Nosotros y nosotras, quienes formamos la Iglesia Antigua – Diversidad Cristiana, habiendo experimentado la resurrección del Señor Jesús, sabemos que Él no está aquí en el Templo, sino entre quienes las diversas iglesias excluyen, discriminan y condenan, como me gusta llamarles “el octavo sacramento” (Mt 25,31-46).
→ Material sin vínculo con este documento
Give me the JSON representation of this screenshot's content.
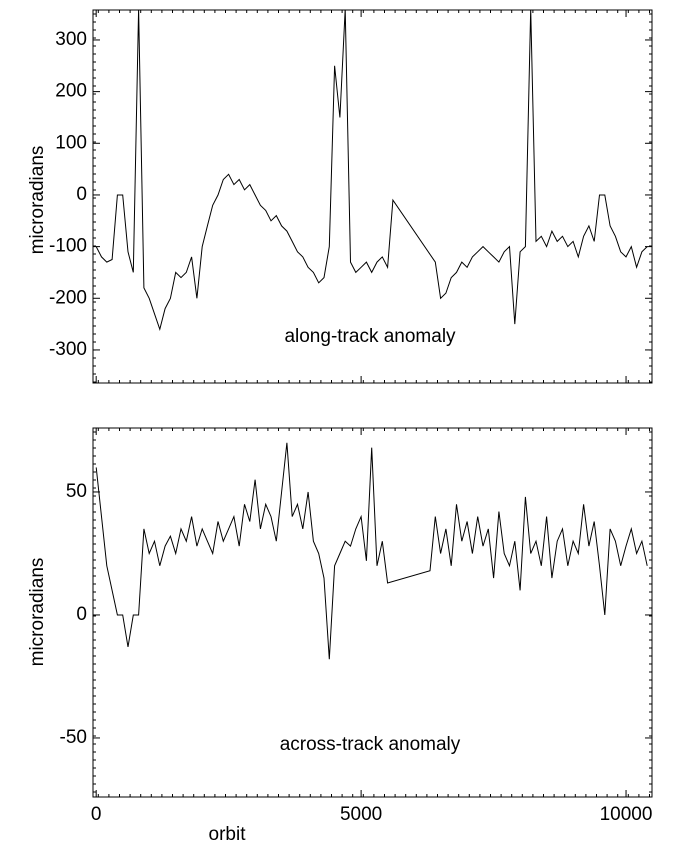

Les invito entonces, a ponernos en camino e ir a su encuentro. Que esta Pascua sea el inicio de una renovación en nuestro compromiso radical con quienes el sistema político y religioso ha clavado en la cruz de la indiferencia, de la satanización, de la culpabilización para llevarles la Buena Noticia de Jesús: “Dios los ama entrañablemente, sufre junto a ellos y ellas la discriminación y la exclusión, porque son su imagen y semejanza (Gn 1,26), quiere liberarles, sanarles y dignificarles (Lc 15,22-24); para que tengan vida plena, vida digna, vida abundante (Jn 10,10) y participen de la Fiesta de la Vida (Mt 22,1-14)”.

Felices Pascuas de Resurrección
+Julio, Obispo de la Iglesia Antigua – Diversidad Cristiana.